Free DNA ends are essential for concatemerization of synthetic double-stranded adeno-associated virus vector genomes transfected into mouse hepatocytes in vivo.

Recombinant adeno-associated virus (rAAV) vectors stably transduce hepatocytes in vivo. In hepatocyte nuclei, the incoming single-stranded (ss) vector genomes are converted into various forms of double-stranded (ds) genomes including extrachromosomal linear and circular monomers and concatemers, and a small portion of the vector genomes integrate into chromosomes. The mechanism of genome conversion is not well understood. In the present study, we analyzed the role of inverted terminal repeat (ITR) sequences of ds circular or linear rAAV vector intermediates in concatemerization. We synthesized supercoiled ds circular monomers with a double-D ITR (DDITR) (C+), and ds linear monomers with an ITR at each end (L+), and their control molecules, C- and L-, which lack the ITR-derived sequences, and transfected mouse hepatocytes with these molecules in vivo to assess their capacity for concatemerization. The transfected L+ or L-, but not C+ or C- molecules, concatemerized in vivo irrespective of the presence or absence of the ITRs. In addition, our results suggested that transfected C+ or C- species were not efficient substrates for integration. Based on these observations, we propose a model whereby ds linear molecules with free DNA ends, but not circular molecules, play an important role in rAAV vector genome concatemerization.

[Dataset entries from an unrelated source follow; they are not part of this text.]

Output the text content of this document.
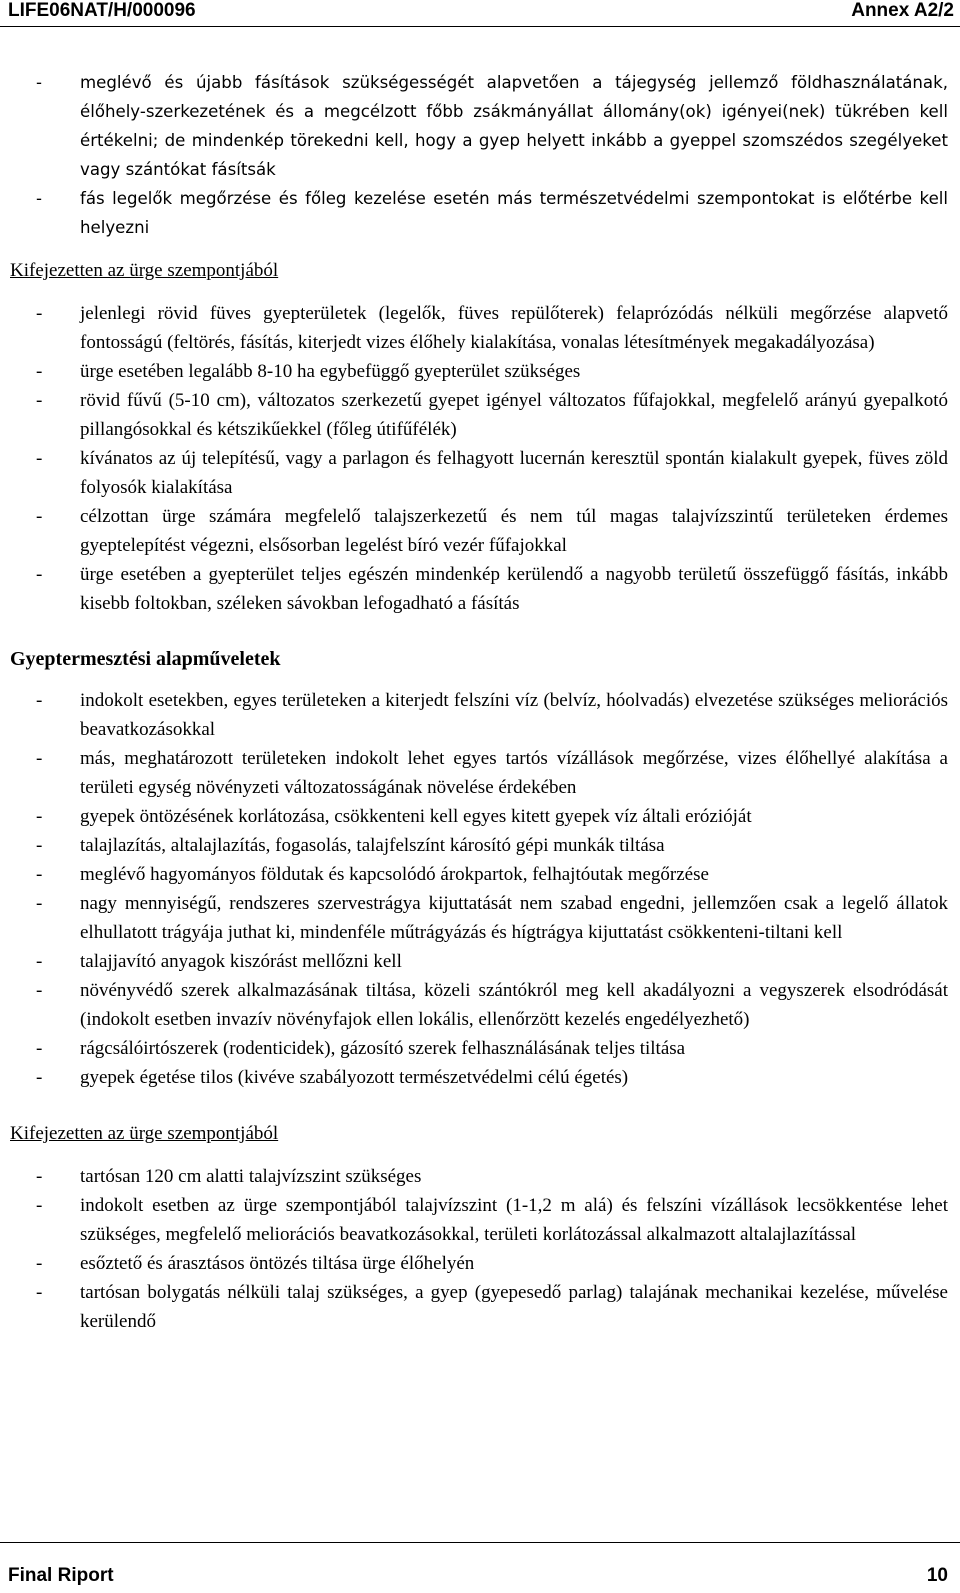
LIFE06NAT/H/000096	Annex A2/2
- meglévő és újabb fásítások szükségességét alapvetően a tájegység jellemző földhasználatának, élőhely-szerkezetének és a megcélzott főbb zsákmányállat állomány(ok) igényei(nek) tükrében kell értékelni; de mindenkép törekedni kell, hogy a gyep helyett inkább a gyeppel szomszédos szegélyeket vagy szántókat fásítsák
- fás legelők megőrzése és főleg kezelése esetén más természetvédelmi szempontokat is előtérbe kell helyezni

Kifejezetten az ürge szempontjából

- jelenlegi rövid füves gyepterületek (legelők, füves repülőterek) felaprózódás nélküli megőrzése alapvető fontosságú (feltörés, fásítás, kiterjedt vizes élőhely kialakítása, vonalas létesítmények megakadályozása)
- ürge esetében legalább 8-10 ha egybefüggő gyepterület szükséges
- rövid fűvű (5-10 cm), változatos szerkezetű gyepet igényel változatos fűfajokkal, megfelelő arányú gyepalkotó pillangósokkal és kétszikűekkel (főleg útifűfélék)
- kívánatos az új telepítésű, vagy a parlagon és felhagyott lucernán keresztül spontán kialakult gyepek, füves zöld folyosók kialakítása
- célzottan ürge számára megfelelő talajszerkezetű és nem túl magas talajvízszintű területeken érdemes gyeptelepítést végezni, elsősorban legelést bíró vezér fűfajokkal
- ürge esetében a gyepterület teljes egészén mindenkép kerülendő a nagyobb területű összefüggő fásítás, inkább kisebb foltokban, széleken sávokban lefogadható a fásítás

Gyeptermesztési alapműveletek

- indokolt esetekben, egyes területeken a kiterjedt felszíni víz (belvíz, hóolvadás) elvezetése szükséges meliorációs beavatkozásokkal
- más, meghatározott területeken indokolt lehet egyes tartós vízállások megőrzése, vizes élőhellyé alakítása a területi egység növényzeti változatosságának növelése érdekében
- gyepek öntözésének korlátozása, csökkenteni kell egyes kitett gyepek víz általi erózióját
- talajlazítás, altalajlazítás, fogasolás, talajfelszínt károsító gépi munkák tiltása
- meglévő hagyományos földutak és kapcsolódó árokpartok, felhajtóutak megőrzése
- nagy mennyiségű, rendszeres szervestrágya kijuttatását nem szabad engedni, jellemzően csak a legelő állatok elhullatott trágyája juthat ki, mindenféle műtrágyázás és hígtrágya kijuttatást csökkenteni-tiltani kell
- talajjavító anyagok kiszórást mellőzni kell
- növényvédő szerek alkalmazásának tiltása, közeli szántókról meg kell akadályozni a vegyszerek elsodródását (indokolt esetben invazív növényfajok ellen lokális, ellenőrzött kezelés engedélyezhető)
- rágcsálóirtószerek (rodenticidek), gázosító szerek felhasználásának teljes tiltása
- gyepek égetése tilos (kivéve szabályozott természetvédelmi célú égetés)

Kifejezetten az ürge szempontjából

- tartósan 120 cm alatti talajvízszint szükséges
- indokolt esetben az ürge szempontjából talajvízszint (1-1,2 m alá) és felszíni vízállások lecsökkentése lehet szükséges, megfelelő meliorációs beavatkozásokkal, területi korlátozással alkalmazott altalajlazítással
- esőztető és árasztásos öntözés tiltása ürge élőhelyén
- tartósan bolygatás nélküli talaj szükséges, a gyep (gyepesedő parlag) talajának mechanikai kezelése, művelése kerülendő
Final Riport	10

Pathways of removal of free DNA vector ends in normal and DNA-PKcs-deficient SCID mouse hepatocytes transduced with rAAV vectors

Elucidation of the mechanisms of transformation of single-stranded (ss) recombinant adeno-associated virus (rAAV) vector genomes into a variety of stable double-stranded (ds) forms is key to a complete understanding of rAAV vector transduction in vivo. Ds monomer genome formation and cellular ds DNA break (DSB) repair pathways that remove free vector ends toxic to cells, presumably play a central role in this process. By delivering rAAV and naked ds linear DNA vectors into livers of DNA-dependent protein kinase catalytic subunit (DNA-PKcs)-deficient severe combined immunodeficiency (SCID) and wild-type mice, we demonstrate the presence of three major pathways for free ds vector end removal: (1) DNA-PKcs-dependent self-circularization, (2) DNA-PKcs-independent self-circularization, and (3) DNA-PKcs-independent concatemerization. By using the DNA-PKcs-independent pathways, mouse hepatocytes efficiently removed free ds rAAV vector ends even in the absence of DNA-PKcs. Our studies suggest a hierarchical organization of these processes; self-circularization is the preferred pathway over concatemerization, although the former has a limited capacity to remove free vector ends. These studies shed new light on the molecular mechanisms of rAAV vector transduction in vivo.